On way back to Anchorage, saw debris of an avalanche on south aspect of Pete’s South, deets on all below.
Trigger | Natural | Remote Trigger | Unknown |
Avalanche Type | Unknown | Aspect | South |
Elevation | 2300ft | Slope Angle | unknown |
Crown Depth | unknown | Width | unknown |
Vertical Run | 1000ft |
Observed avalanche path and debris of a decently large natural avalanche on a south aspect of Pete's South. Crown looks to go to ground. Unsure if a wet slab or glide, debris was clean and ran far. Leaning more to wet slab as through the day we were experiencing very very warm temps and the sun was cooking the slope all day.
When we started around 9am, temps at the car near sea level were very warm and sun was strong, clear skies and calm to light winds from the south.
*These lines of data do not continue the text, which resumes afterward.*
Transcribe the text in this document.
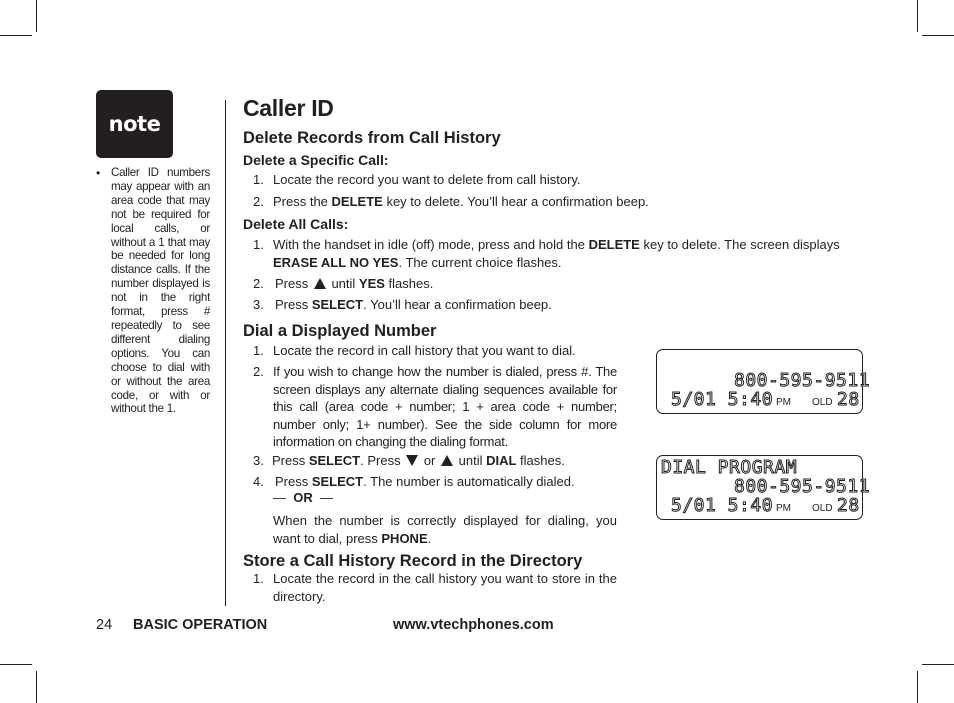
note
• Caller ID numbers may appear with an area code that may not be required for local calls, or without a 1 that may be needed for long distance calls. If the number displayed is not in the right format, press # repeatedly to see different dialing options. You can choose to dial with or without the area code, or with or without the 1.
Caller ID
Delete Records from Call History
Delete a Specific Call:
1. Locate the record you want to delete from call history.
2. Press the DELETE key to delete. You’ll hear a confirmation beep.
Delete All Calls:
1. With the handset in idle (off) mode, press and hold the DELETE key to delete. The screen displays ERASE ALL NO YES. The current choice flashes.
2. Press  until YES flashes.
3. Press SELECT. You’ll hear a confirmation beep.
Dial a Displayed Number
1. Locate the record in call history that you want to dial.
2. If you wish to change how the number is dialed, press #. The screen displays any alternate dialing sequences available for this call (area code + number; 1 + area code + number; number only; 1+ number). See the side column for more information on changing the dialing format.
3. Press SELECT. Press  or  until DIAL flashes.
4. Press SELECT. The number is automatically dialed.
— OR —
When the number is correctly displayed for dialing, you want to dial, press PHONE.
Store a Call History Record in the Directory
1. Locate the record in the call history you want to store in the directory.
800-595-9511
5/01 5:40 PM OLD 28
DIAL PROGRAM
800-595-9511
5/01 5:40 PM OLD 28
24 BASIC OPERATION	www.vtechphones.com
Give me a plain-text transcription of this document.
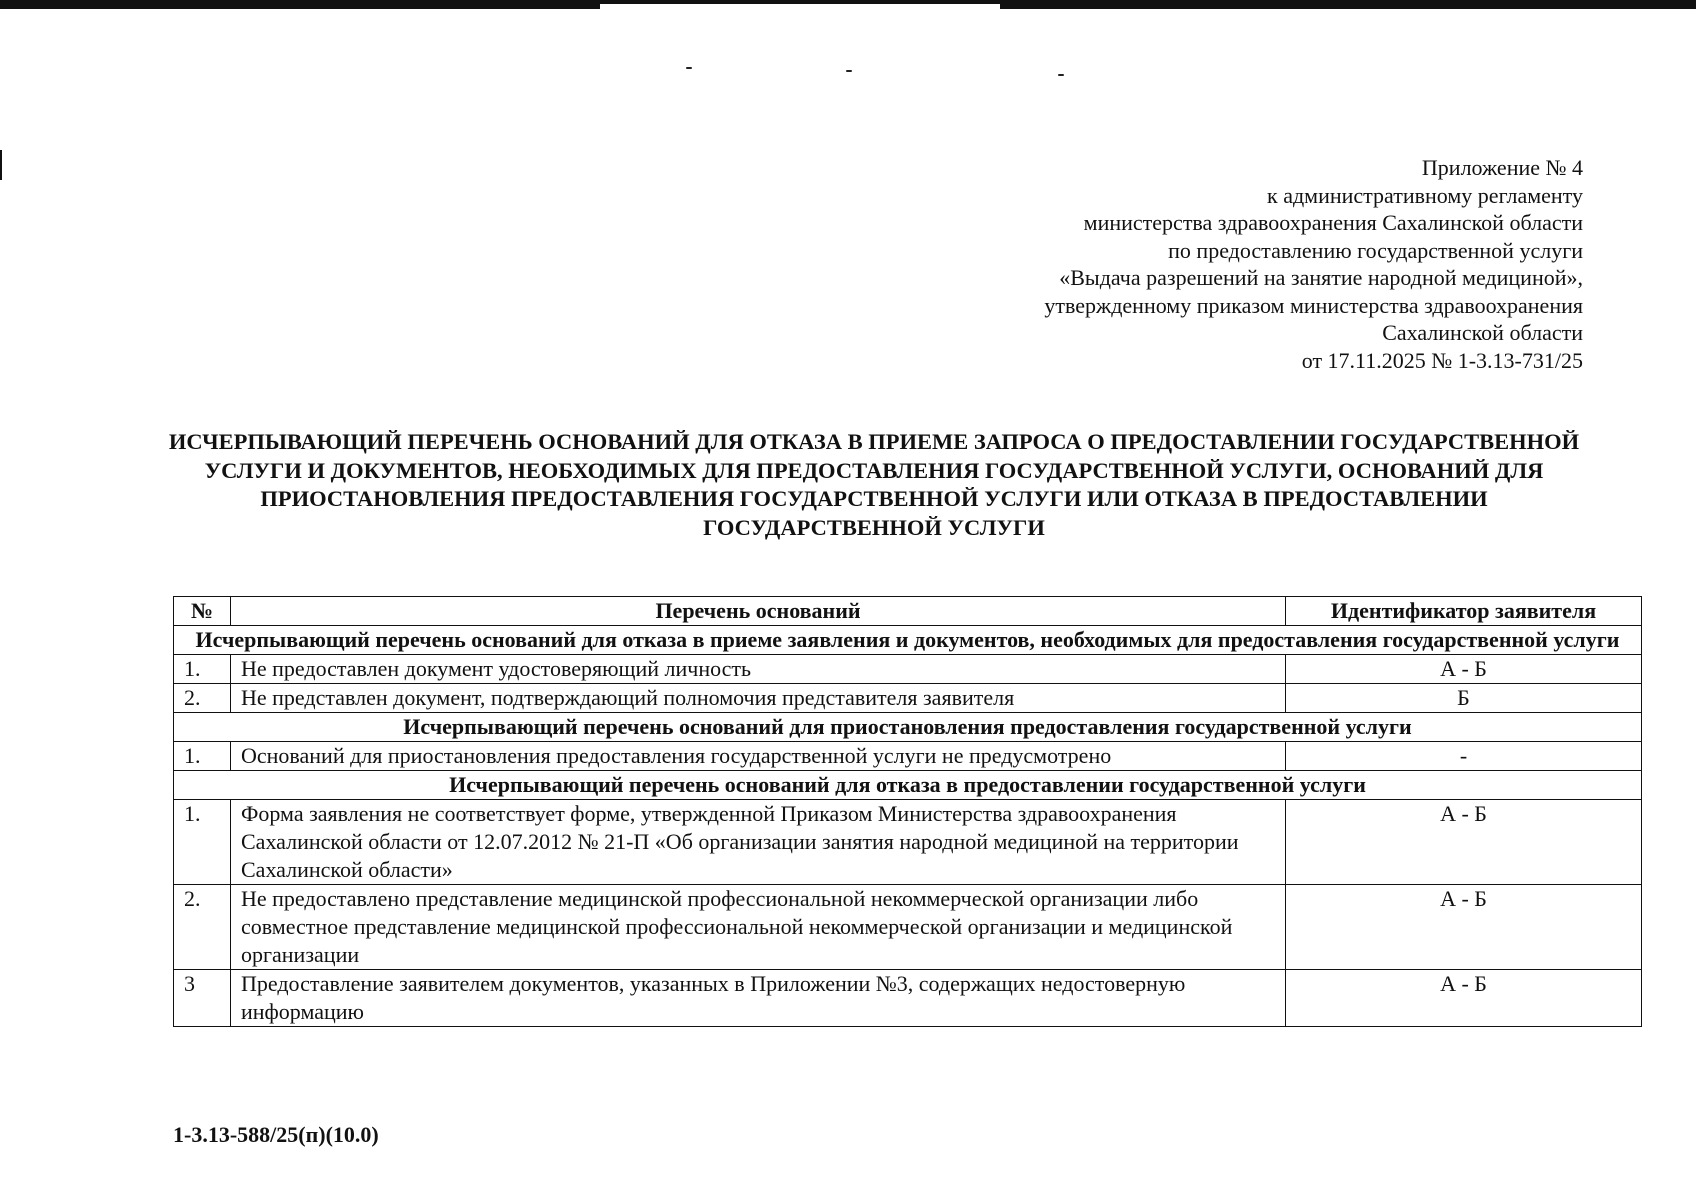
Приложение № 4
к административному регламенту
министерства здравоохранения Сахалинской области
по предоставлению государственной услуги
«Выдача разрешений на занятие народной медициной»,
утвержденному приказом министерства здравоохранения
Сахалинской области
от 17.11.2025 № 1-3.13-731/25
ИСЧЕРПЫВАЮЩИЙ ПЕРЕЧЕНЬ ОСНОВАНИЙ ДЛЯ ОТКАЗА В ПРИЕМЕ ЗАПРОСА О ПРЕДОСТАВЛЕНИИ ГОСУДАРСТВЕННОЙ УСЛУГИ И ДОКУМЕНТОВ, НЕОБХОДИМЫХ ДЛЯ ПРЕДОСТАВЛЕНИЯ ГОСУДАРСТВЕННОЙ УСЛУГИ, ОСНОВАНИЙ ДЛЯ ПРИОСТАНОВЛЕНИЯ ПРЕДОСТАВЛЕНИЯ ГОСУДАРСТВЕННОЙ УСЛУГИ ИЛИ ОТКАЗА В ПРЕДОСТАВЛЕНИИ ГОСУДАРСТВЕННОЙ УСЛУГИ
№	Перечень оснований	Идентификатор заявителя
Исчерпывающий перечень оснований для отказа в приеме заявления и документов, необходимых для предоставления государственной услуги		
1.	Не предоставлен документ удостоверяющий личность	А - Б
2.	Не представлен документ, подтверждающий полномочия представителя заявителя	Б
Исчерпывающий перечень оснований для приостановления предоставления государственной услуги		
1.	Оснований для приостановления предоставления государственной услуги не предусмотрено	-
Исчерпывающий перечень оснований для отказа в предоставлении государственной услуги		
1.	Форма заявления не соответствует форме, утвержденной Приказом Министерства здравоохранения Сахалинской области от 12.07.2012 № 21-П «Об организации занятия народной медициной на территории Сахалинской области»	А - Б
2.	Не предоставлено представление медицинской профессиональной некоммерческой организации либо совместное представление медицинской профессиональной некоммерческой организации и медицинской организации	А - Б
3	Предоставление заявителем документов, указанных в Приложении №3, содержащих недостоверную информацию	А - Б
1-3.13-588/25(п)(10.0)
At pit location and for the majority of the rest of the day, temps stayed pretty warm, sun was super strong, little chilly in shade, and winds were light coming from the southwest
Solars were as expected, well softened for the first couple cm, firm below indicating an expected overnight freeze. By afternoon southern aspects got to near isothermal. East aspects were pretty good corn/creamed corn skiing!
Northerlies were either firm and fun or crusty.
Dug two pits on a N aspect at 2350', fully shaded location. Snowpack was mostly like concrete, there was a 2-3cm thick surface curst, below was a 4F hard slab that was about 20cm thick overlying a very thin interface layer of facets (buried surface hoar suspected but was pretty deteriorated and on its way to rounding so not 100% sure), all above knife hard+ for as deep as our shovels could get us without a whole jackknife, very dense and extremely hard.
Pits were dug at same aspect, same slope, but about 50ft apart. One pit got a CTX, but identified presence of the facet interface from a STE; second pit got a CT6 Q1 ~25cm down on suspect thin layer of facets.